The Multipurpose, Multigenerational Benefits of Strength Training

Once upon a time, people got strong with the lifting, bending and squatting of regular physical labor. This was true whether people worked in the kitchen, the fields or the factory. Today, in a sense, we make up for the lack of physical labor with strength training.

Strength training is a tremendous asset. Experts from multiple fields highly recommend it, and they attest to the proven benefits of this training for everyone from youth to seniors. For young people, it can protect them from sports injuries and also establish good lifelong habits. And for the older, it can help counter the natural loss of muscle mass.

Strength Training Defined

Strength training is a method of improving muscular strength by an increased ability to resist force. This resistance stimulates muscle strength. Strength training can be done with a person’s own body weight (e.g., push-ups, squats, lunges), free weights or machines, all of which stimulate muscle strength. Strength training builds anaerobic conditioning and contributes to coordination and balance.

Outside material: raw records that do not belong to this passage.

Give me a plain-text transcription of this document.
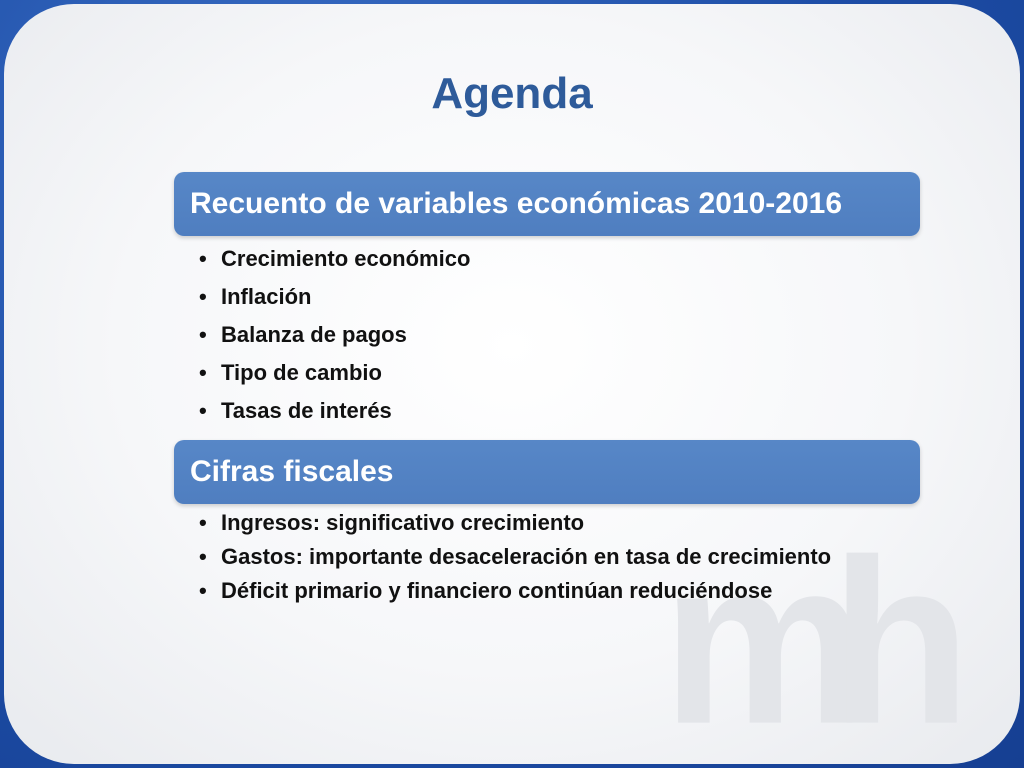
mh
Agenda
Recuento de variables económicas 2010-2016
• Crecimiento económico
• Inflación
• Balanza de pagos
• Tipo de cambio
• Tasas de interés
Cifras fiscales
• Ingresos: significativo crecimiento
• Gastos: importante desaceleración en tasa de crecimiento
• Déficit primario y financiero continúan reduciéndose
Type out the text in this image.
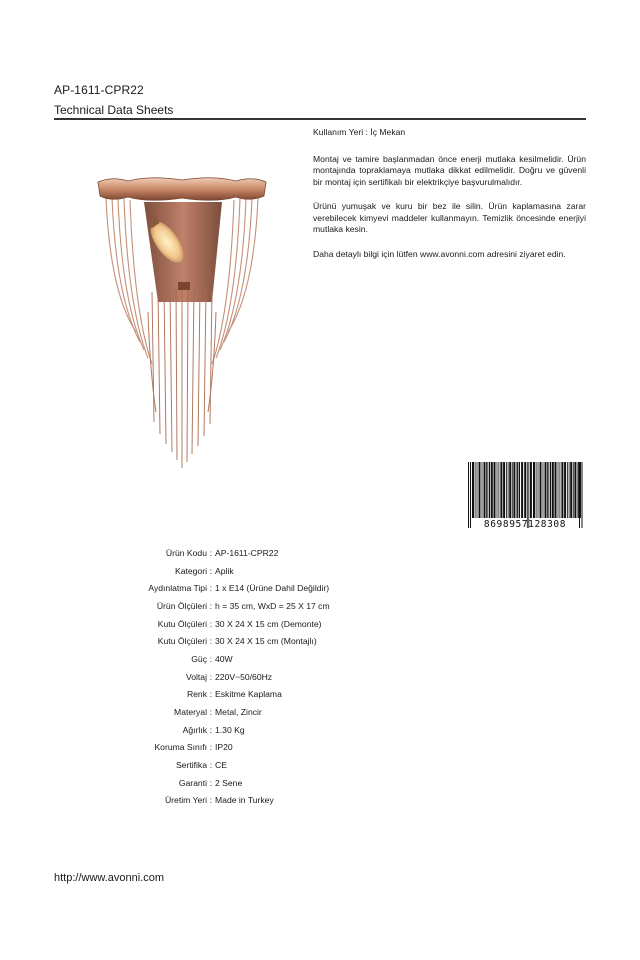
AP-1611-CPR22
Technical Data Sheets

Kullanım Yeri : İç Mekan

Montaj ve tamire başlanmadan önce enerji mutlaka kesilmelidir. Ürün montajında topraklamaya mutlaka dikkat edilmelidir. Doğru ve güvenli bir montaj için sertifikalı bir elektrikçiye başvurulmalıdır.

Ürünü yumuşak ve kuru bir bez ile silin. Ürün kaplamasına zarar verebilecek kimyevi maddeler kullanmayın. Temizlik öncesinde enerjiyi mutlaka kesin.

Daha detaylı bilgi için lütfen www.avonni.com adresini ziyaret edin.

8698957128308
Ürün Kodu : AP-1611-CPR22
Kategori : Aplik
Aydınlatma Tipi : 1 x E14 (Ürüne Dahil Değildir)
Ürün Ölçüleri : h = 35 cm, WxD = 25 X 17 cm
Kutu Ölçüleri : 30 X 24 X 15 cm (Demonte)
Kutu Ölçüleri : 30 X 24 X 15 cm (Montajlı)
Güç : 40W
Voltaj : 220V~50/60Hz
Renk : Eskitme Kaplama
Materyal : Metal, Zincir
Ağırlık : 1.30 Kg
Koruma Sınıfı : IP20
Sertifika : CE
Garanti : 2 Sene
Üretim Yeri : Made in Turkey
http://www.avonni.com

The benefits of strength training are numerous. Strength training:

  • Enhances daily activities and task performance, by lessening the risk of falls
  • Enhances exercise/sports ability and performance by improving strength, speed, power and endurance
  • Prevents exercise/sports injuries by protecting bones and joints, improving alignment and balancing the strength of lesser-used muscles
  • Promotes weight management, burning calories while increasing metabolism
  • Strengthens bones as stress increases bone mass

Now that the major “why’s” of strength training are established, below are tips to optimize your efforts:

  1. Talk to your doctor. Generally, it is a good idea to consult your doctor before undertaking any exercise program.
  2. Welcome the work. Strength training is meant to be challenging; that’s why it works! So create the conditions that will assure your success.
  3. Consider a coach. Whether building or refreshing a program, an expert coach or trainer can be an important asset, even for just a session or two.
  4. Make it doable. Chose a place, time and type of program that will realistically work for you. A regular, consistent routine is the key goal.
  5. Practice proper habits. Form, breathing, rest between sets … It is important to adhere to proper technique.
  6. Work your way up. Strength training should progress. While you want to start easy, and not overdo it, don’t stick with the same routine indefinitely. It should get more difficult.
  7. Warm up. Warming up raises your body temperature and sends blood to the muscles to prepare for your session. This means a more efficient workout.
  8. Cool down. Winding down with a gradual recovery helps your heart rate and blood pressure return to normal, which can help prevent muscle soreness and/or stiffness.

So, hit the gym, the park or the living room. The beauty of strength training is that you can craft a program that’s doable anywhere. And the rewards are great!